John had just become used to the enigmatic sounds of the building, the distant, anonymous movements in the empty rooms, the perpetual creaking of the woodwork, and often at night he lay awake listening to the throbbing of steam engines in the tunnel that ran beneath the escarpment. He had gone out one morning, soon after their arrival at Beaumont, and walked over the estate to where the escarpment terminated in a sudden cliff face. It dropped down from a row of back gardens in a series of huge orange and black wedges of rock. It was here that the stone for the Place had been quarried. At its foot a broad railway track curved into the cliff, the tunnel-mouth almost a natural feature of that stony face, the rails like slender strands of nerve. The soft pounding of the engines at night had a heart-like beat which, as he listened, united stone and rock within a single, recurring pulse.

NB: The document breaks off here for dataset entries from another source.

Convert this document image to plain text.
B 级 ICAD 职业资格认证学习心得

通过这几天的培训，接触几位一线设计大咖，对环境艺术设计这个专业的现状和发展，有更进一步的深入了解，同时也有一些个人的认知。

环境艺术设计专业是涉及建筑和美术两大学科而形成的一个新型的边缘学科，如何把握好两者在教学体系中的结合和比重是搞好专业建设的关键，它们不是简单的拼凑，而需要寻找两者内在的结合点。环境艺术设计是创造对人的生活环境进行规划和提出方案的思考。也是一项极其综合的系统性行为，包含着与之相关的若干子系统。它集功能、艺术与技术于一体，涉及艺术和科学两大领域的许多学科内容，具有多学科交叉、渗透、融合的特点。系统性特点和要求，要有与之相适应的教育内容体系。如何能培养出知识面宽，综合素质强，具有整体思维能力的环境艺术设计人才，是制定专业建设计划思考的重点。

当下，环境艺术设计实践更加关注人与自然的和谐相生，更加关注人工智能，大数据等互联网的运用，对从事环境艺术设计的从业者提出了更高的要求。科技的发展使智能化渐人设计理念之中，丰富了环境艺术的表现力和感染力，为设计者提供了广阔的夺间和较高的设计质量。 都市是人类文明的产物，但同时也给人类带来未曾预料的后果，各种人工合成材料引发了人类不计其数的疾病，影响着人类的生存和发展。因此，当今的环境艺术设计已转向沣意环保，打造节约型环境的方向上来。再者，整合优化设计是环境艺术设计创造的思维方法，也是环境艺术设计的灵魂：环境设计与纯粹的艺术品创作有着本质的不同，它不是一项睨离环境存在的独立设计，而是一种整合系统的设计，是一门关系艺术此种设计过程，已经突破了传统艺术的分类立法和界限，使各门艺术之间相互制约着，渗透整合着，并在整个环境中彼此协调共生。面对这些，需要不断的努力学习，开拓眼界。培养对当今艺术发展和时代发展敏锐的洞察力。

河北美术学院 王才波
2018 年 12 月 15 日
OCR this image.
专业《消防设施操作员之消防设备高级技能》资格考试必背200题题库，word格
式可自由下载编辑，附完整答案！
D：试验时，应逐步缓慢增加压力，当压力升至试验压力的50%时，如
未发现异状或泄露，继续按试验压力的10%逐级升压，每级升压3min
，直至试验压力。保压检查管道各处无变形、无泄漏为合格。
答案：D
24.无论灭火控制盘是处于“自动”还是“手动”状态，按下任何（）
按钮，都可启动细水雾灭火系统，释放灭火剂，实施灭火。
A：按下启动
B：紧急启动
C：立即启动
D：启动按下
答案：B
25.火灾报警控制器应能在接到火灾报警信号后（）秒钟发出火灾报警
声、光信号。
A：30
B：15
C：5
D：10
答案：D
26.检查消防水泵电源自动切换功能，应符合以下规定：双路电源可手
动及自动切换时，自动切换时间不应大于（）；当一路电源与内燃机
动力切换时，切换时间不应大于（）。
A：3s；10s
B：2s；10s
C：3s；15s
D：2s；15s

One night they were awakened by a huge and reverberating crash. It was as if a blow had been struck massively against the outside wall of the house, yet muffled, like a stone buried in cloth. It shook the entire structure. For a moment neither of them knew what to do. They listened to the sound of the flaked plaster falling around them. Then the building was struck again, a heavy, boom
ing vibration. It was as if a part of the house had collapsed. The baby cried out from its cot at the foot of the bed. As John sprang up a third and more violent crash shook the room and they heard somewhere the thud of falling masonry. Leaving Stella to soothe the child, John took a lamp, unlocked the partition and went into the Place. The air was cold from a heavy frost and there was a smell slightly more pungent and more stifling than that of dust. Yet apart from a broken frieze of plaster, there was no further sign of damage. He returned to their room to find Leonard in the throes of a violent fit. It was only several hours later, after John had hurried out to fetch a doctor, that his tiny body was finally calmed.
The following morning the agent provided an explanation of the occurrence. A series of minor faults ran through the escarpment and had been disturbed by the construction of the railway tunnel and later by the mining in the area. They had a common focus in the strata immediately beneath the Place. Whenever a shift of rock occurred, the building absorbed the sound and gave it a peculiar resonance within its own eccentric structure. Although John was somewhat reassured by this explanation, he nevertheless soon found that he was relating the event portentously to Leonard’s birth. He despised such a mystical interpretation, yet knew that Stella also saw in it a superstitious significance which she would never admit to him. The need in him to interpret this as an omen, however, gradually disappeared, to be replaced by the recognition that he still retained a desire that Leonard should be portentous. He even began to look on his son with an almost evangelical zeal, as though in his tiny body and withdrawn eyes he might discover a significance and a meaning which had so far eluded him.